Jan Wilberg, blogging at Red’s Wrap, wrote a beautiful post recently in which she imagines traveling back in time and meeting her parents before they became her parents. She then performs a sort of time travel by reflecting on a few photos of her father taken when he was a young man. In response to the picture of him that I’ve reproduced below, she wrote:
“When I knew him, my father didn’t turn his collar up like he has it in this picture. By the time I showed up, he had left his debonair self on the dresser forever; I never knew it was there until I saw this picture a few years after he died. I’ll tell you, seeing the photos explained a lot to me about why my mother fell for him and why her family was so wary. Right around this time, he was playing his horn in dance bands to make extra money.
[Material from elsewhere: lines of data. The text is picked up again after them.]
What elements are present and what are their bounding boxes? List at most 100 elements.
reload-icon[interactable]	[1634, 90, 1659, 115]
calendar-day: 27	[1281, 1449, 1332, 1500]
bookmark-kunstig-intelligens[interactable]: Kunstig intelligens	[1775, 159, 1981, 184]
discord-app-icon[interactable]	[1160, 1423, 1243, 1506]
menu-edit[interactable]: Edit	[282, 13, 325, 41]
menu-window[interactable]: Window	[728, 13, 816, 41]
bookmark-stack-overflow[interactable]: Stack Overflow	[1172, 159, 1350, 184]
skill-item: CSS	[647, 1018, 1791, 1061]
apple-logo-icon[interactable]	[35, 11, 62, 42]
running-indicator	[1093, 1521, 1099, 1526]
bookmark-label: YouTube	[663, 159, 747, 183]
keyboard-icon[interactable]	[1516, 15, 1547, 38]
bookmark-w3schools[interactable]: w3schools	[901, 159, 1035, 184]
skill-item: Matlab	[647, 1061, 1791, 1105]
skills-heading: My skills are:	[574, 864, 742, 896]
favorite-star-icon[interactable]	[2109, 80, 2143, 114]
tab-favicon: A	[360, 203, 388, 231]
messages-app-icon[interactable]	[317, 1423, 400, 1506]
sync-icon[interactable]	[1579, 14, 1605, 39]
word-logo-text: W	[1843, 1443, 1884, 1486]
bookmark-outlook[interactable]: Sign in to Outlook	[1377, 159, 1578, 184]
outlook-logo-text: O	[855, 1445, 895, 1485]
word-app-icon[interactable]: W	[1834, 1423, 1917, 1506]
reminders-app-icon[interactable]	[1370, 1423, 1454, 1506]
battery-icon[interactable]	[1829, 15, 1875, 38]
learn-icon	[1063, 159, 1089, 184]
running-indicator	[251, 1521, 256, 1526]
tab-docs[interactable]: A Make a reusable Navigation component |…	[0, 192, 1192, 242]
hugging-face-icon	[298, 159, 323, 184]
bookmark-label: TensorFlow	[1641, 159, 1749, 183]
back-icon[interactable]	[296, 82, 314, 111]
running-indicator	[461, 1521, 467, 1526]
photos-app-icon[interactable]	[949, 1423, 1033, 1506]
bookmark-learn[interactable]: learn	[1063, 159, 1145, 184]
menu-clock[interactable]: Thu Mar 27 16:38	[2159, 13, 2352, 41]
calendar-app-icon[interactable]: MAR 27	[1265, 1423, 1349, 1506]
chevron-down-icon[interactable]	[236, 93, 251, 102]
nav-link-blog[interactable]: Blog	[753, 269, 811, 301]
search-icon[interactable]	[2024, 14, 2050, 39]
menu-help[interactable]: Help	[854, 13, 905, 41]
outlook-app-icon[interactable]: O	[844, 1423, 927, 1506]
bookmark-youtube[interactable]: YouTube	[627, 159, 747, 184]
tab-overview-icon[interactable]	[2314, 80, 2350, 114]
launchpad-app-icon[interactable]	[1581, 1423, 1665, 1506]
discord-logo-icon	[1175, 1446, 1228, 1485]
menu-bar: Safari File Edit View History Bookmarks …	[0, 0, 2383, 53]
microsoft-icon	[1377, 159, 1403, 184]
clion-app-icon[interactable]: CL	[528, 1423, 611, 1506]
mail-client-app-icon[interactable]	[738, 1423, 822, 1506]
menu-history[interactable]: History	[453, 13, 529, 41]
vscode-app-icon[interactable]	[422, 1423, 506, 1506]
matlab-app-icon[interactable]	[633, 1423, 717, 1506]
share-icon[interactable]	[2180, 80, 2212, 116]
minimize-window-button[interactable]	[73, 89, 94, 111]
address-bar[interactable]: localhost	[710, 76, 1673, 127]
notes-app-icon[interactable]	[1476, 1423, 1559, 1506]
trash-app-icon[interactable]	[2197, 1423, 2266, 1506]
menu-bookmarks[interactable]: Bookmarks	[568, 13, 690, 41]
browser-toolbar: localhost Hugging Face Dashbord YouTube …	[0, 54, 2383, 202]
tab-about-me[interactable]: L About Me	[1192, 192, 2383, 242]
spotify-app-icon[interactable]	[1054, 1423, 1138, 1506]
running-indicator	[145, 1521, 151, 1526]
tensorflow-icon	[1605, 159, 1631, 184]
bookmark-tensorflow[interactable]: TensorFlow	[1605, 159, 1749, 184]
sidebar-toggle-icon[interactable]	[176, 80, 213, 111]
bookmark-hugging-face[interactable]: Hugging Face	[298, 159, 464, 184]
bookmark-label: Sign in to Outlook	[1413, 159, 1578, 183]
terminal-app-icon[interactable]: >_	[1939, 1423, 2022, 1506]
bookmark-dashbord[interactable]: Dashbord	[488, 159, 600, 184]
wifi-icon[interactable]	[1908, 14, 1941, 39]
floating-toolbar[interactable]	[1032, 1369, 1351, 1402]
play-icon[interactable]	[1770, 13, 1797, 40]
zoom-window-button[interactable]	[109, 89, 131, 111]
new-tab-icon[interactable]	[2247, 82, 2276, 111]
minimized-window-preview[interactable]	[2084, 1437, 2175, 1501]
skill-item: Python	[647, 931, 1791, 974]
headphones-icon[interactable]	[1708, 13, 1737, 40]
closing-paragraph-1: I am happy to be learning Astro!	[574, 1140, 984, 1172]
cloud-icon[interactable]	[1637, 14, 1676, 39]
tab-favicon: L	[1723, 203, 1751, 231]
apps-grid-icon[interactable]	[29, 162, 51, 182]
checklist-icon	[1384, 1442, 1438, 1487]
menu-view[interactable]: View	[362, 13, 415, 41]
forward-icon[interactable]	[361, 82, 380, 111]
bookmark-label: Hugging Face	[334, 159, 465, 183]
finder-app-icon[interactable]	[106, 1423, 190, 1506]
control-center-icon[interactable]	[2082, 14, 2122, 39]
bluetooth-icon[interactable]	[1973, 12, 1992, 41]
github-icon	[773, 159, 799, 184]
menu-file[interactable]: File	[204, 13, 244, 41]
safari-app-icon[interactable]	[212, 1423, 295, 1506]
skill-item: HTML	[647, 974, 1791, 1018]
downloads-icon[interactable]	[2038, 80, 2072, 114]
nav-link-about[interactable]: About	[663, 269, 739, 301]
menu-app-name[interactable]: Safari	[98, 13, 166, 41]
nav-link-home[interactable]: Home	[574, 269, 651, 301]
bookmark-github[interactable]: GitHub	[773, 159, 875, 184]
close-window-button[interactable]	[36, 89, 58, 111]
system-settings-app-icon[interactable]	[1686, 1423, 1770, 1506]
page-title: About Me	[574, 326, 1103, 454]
Can’t you see him in a dance hall, the ladies all over him? I sure can.”
She goes on to muse about the benefits of knowing who our parents were back then:
“It could change so much about our relationships with our parents if we could have even a sliver of a clue about the people they were before they were in charge, when they had only themselves to worry about, when they thought they could do anything.”
Such travel back to know our parents before they donned the respectable yet confining roles of family patriarchs and matriarchs is a way of freeing them. It grants them independence, something I’ve previously suggested is necessary if we are to attain our own independence from them. That young supply sergeant coming home from the war, taking a few business college courses so that he could get a job and have the wherewithal to marry his high school sweetheart; or that woman barely out of her teens who had sent him letters and waited eagerly for his return—do I need to concern myself with gaining their approval for how I conduct my life, or judging what they did with theirs? Thankfully, no; nor do I need to have such concerns towards the elders they became.